Question

Isomeric hydrocarbons → negative Baeyer's test (Molecular formula C9H12 ) The total number of isomers from above with four different non-aliphatic substitution sites is

Answer 1

2

Answer 2

For C₉H₁₂ the index of hydrogen deficiency is   IHD = (2×9 + 2 – 12)/2 = 4, indicating an aromatic (benzene) ring. Thus the isomers are benzene derivatives.
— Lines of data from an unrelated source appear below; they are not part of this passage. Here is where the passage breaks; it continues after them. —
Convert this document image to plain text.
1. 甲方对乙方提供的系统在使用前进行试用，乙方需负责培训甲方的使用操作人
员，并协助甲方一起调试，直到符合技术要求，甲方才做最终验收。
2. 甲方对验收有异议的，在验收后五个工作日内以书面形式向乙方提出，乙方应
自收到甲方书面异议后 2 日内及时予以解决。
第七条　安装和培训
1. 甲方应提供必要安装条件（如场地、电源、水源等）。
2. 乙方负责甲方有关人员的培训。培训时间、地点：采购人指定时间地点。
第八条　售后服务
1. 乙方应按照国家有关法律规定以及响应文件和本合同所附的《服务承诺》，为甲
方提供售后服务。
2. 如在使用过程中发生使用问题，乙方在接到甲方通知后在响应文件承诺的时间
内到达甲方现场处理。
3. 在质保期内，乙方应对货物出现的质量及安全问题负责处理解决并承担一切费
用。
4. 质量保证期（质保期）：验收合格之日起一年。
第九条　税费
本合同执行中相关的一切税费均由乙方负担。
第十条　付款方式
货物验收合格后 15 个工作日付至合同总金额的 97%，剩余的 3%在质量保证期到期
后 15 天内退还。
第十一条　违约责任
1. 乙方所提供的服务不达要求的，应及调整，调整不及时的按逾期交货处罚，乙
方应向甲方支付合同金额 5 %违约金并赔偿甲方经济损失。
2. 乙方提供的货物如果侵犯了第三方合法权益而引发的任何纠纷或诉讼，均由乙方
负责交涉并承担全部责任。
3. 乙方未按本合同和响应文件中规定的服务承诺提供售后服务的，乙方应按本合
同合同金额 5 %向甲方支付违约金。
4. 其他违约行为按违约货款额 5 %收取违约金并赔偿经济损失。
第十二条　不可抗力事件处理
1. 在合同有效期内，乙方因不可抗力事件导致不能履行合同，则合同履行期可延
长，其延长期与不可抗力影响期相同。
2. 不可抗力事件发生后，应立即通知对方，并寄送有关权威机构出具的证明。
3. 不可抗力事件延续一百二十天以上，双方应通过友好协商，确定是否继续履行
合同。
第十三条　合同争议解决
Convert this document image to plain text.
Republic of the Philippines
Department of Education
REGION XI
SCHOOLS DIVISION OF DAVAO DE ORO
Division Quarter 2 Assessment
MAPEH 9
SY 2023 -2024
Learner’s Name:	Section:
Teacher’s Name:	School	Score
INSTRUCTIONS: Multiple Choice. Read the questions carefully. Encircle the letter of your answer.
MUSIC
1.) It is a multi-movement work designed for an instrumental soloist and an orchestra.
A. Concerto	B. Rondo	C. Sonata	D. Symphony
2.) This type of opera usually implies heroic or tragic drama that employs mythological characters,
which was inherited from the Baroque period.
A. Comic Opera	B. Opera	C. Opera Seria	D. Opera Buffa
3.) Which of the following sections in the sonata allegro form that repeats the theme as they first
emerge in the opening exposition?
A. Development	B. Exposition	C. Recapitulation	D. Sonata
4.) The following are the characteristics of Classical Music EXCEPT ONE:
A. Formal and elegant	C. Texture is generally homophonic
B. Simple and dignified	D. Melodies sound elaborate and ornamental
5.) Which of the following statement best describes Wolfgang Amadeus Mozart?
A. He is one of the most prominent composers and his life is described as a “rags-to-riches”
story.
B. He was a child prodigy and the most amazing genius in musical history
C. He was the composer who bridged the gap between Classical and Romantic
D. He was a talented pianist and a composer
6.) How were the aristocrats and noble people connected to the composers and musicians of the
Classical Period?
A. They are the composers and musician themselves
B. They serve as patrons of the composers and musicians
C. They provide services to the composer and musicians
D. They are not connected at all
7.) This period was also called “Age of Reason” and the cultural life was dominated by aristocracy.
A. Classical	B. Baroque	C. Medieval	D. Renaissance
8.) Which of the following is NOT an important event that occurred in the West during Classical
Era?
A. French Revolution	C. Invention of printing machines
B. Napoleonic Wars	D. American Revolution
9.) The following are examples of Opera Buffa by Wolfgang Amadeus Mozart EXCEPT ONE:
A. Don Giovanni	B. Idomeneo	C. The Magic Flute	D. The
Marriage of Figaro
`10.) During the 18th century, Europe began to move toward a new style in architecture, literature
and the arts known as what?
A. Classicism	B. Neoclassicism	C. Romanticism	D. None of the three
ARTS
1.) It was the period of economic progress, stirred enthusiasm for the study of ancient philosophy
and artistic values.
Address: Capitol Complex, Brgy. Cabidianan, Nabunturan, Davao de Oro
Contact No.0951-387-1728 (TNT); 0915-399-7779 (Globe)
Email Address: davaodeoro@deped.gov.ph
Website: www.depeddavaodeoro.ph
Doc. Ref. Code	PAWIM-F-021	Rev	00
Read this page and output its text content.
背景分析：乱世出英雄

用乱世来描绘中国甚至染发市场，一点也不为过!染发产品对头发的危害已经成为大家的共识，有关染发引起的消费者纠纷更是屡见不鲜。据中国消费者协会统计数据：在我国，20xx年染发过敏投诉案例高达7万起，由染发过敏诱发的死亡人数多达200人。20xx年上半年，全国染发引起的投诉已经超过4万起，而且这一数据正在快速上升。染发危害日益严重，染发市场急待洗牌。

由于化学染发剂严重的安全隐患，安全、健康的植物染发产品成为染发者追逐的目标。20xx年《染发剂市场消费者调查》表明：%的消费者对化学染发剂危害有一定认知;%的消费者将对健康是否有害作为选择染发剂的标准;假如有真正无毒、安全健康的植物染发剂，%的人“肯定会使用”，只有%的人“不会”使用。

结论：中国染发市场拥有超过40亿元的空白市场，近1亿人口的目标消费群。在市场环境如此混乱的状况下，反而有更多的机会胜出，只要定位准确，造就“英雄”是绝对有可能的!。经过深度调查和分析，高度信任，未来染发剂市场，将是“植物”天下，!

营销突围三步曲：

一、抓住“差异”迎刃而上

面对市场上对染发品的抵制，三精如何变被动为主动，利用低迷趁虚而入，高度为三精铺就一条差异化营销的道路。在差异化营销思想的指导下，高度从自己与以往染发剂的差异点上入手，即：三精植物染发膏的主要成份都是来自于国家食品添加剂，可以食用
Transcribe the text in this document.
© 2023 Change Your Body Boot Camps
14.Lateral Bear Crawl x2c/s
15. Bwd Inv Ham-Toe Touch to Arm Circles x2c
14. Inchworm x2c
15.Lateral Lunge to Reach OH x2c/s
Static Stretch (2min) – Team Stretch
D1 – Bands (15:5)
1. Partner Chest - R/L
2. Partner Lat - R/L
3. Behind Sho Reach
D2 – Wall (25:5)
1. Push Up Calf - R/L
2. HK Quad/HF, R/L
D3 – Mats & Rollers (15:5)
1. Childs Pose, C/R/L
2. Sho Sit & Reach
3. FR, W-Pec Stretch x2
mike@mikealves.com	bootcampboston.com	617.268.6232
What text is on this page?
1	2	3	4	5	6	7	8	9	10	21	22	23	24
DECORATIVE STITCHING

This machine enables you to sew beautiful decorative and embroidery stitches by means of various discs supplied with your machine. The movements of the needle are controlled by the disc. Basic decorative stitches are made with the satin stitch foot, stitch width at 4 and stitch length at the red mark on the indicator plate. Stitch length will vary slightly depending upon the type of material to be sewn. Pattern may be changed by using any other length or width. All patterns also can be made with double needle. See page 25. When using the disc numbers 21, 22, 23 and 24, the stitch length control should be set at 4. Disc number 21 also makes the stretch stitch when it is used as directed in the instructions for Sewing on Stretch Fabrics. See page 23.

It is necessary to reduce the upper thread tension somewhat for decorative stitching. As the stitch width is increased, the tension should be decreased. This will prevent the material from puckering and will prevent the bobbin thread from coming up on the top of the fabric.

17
One way to “make” C₉H₁₂ is to attach an alkyl group (with 3 C’s) to benzene. In fact: • Monosubstituted benzene (n‐propylbenzene or isopropylbenzene) gives only three types of (ring‐H) sites (ortho, meta, para).
• Disubstituted benzene of the type methyl + ethyl (since C₆H₄ + CH₃ + C₂H₅ yields C₉H₁₂) exists in three positional isomers (ortho, meta, para).
Among these, only the ortho (1‑ethyl‑2‑methylbenzene) and the meta (1‑ethyl‑3‑methylbenzene) arrangements break the ring symmetry enough so that all four remaining (non‐aliphatic) ring positions (the hydrogens) are in different environments. (In the para isomer the two pairs of ring positions are equivalent.)

Thus the total number of isomers having four different non‐aliphatic substitution sites is 2.